Blocked work requests using the ``deps`` unblock strategy may have
dependencies on other work requests. Those are only used to control the
order of execution of work requests inside workflows: the scheduler
ignores ``blocked`` work requests and only considers ``pending`` work
requests. The ``deps`` unblock strategy will change the status of the work
request to ``pending`` when all its dependent work requests have
completed.

.. _explanation-workflows:

Workflows
=========

Workflows are advanced server-side logic that can schedule and combine
server tasks and worker tasks: outputs of some work requests can become
the input of other work requests, and the flow of execution can be
influenced by the results of already executed work requests.

Workflows are powerful operations in particular due to their ability
to run server tasks. Until finer grained access control is implemented,
users can only start the subset of workflows that have been made available
by the workspace administrator (by creating *workflow templates*). This
process:

* grants a unique name to the workflow so that it can be easily identified
  and started by users
* defines all the input parameters that cannot be overridden when a user
  starts the workflow

Those workflow templates can then be turned into actual running workflows
by users or external events, through the web
interface or through the API.

The input parameters that are not set in the workflow template are called
run-time parameters and they have to be provided by the user that starts
the workflow. Those parameters are stored in a WorkRequest model with task_type ``workflow``
that will be used as the root of a WorkRequest hierarchy covering the whole duration of the process controlled
by the workflow.

Once completed, the remaining lifetime of the workflow instances is
controlled by their expiration date and the expiration of some associated
artifacts.

To begin with, available workflows will be limited to those that
are fully implemented in Debusine. In the future, we expect to add
a more flexible approach where administrators can submit a fully
customized logic combining various building blocks.
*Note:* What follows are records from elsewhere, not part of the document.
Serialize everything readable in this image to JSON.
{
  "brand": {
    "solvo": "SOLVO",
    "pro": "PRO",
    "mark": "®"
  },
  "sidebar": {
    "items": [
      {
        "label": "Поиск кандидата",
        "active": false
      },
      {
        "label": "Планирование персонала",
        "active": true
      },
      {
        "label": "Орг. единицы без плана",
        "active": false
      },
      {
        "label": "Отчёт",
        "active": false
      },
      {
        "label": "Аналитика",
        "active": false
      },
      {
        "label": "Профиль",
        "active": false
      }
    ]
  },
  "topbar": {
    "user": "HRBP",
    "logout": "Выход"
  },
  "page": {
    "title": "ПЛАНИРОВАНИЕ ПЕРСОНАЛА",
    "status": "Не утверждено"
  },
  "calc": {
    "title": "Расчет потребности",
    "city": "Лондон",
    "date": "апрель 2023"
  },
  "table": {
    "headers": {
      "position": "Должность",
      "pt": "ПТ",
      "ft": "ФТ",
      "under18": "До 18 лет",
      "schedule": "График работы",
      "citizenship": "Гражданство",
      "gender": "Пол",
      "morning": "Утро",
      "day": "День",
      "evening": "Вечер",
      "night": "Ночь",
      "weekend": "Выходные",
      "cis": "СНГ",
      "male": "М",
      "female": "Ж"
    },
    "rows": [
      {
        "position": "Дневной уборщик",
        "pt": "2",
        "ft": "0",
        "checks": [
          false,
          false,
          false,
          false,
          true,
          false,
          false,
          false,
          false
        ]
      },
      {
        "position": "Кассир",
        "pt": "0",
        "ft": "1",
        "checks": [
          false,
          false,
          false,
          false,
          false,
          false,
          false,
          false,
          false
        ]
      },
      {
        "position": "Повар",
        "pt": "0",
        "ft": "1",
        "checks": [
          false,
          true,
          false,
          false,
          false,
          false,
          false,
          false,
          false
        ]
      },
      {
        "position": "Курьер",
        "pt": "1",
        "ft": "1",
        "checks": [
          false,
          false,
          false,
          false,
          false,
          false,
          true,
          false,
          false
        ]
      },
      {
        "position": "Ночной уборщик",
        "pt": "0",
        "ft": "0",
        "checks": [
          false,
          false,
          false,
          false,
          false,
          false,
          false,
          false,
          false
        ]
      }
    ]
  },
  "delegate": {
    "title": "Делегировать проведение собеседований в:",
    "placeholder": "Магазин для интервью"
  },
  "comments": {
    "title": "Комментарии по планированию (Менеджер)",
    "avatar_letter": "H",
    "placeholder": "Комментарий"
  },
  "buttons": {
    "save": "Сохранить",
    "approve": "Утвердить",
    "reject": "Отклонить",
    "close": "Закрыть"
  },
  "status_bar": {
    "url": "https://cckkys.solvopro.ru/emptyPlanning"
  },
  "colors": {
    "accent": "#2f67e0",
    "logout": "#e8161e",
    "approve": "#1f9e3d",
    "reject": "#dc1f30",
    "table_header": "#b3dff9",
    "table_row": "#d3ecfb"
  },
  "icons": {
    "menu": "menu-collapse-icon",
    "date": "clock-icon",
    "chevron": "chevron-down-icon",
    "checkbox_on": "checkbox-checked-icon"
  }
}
Here are some examples of possible workflows:

 * Package build: it would take a source package and a target distribution
   as input parameters, and the workflow would automate the following
   steps:
   { sbuild on all architectures supported in the target distribution }
   → add source and binary packages to target distribution.

   See :ref:`sbuild workflow <workflow-sbuild>`.

 * Package review: it would take a source package and associated binary
   packages and a target distribution, and the workflow would control
   the following steps:
   { generating debdiff between source packages, lintian, autopkgtest,
   autopkgtests of reverse-dependencies } → manual validation by reviewer
   → add source and binary packages to target distribution.

 * Both build and review could be combined in a larger workflow.

   In that case, the reverse-dependencies whose autopkgtests should be run
   cannot be identified until the sbuild task has completed, so the
   workflow would be expanded/reconfigured after that step completed.

 * Update a collection of lintian analyses of the latest packages in a
   given distribution based on the changes of the collection
   representing that distribution.

   Here again the set of lintian analyses to run depends on a :ref:`first
   step of comparison between the two collections <collection-derived>`.

See :ref:`Workflows <workflows>` for a list of available workflows.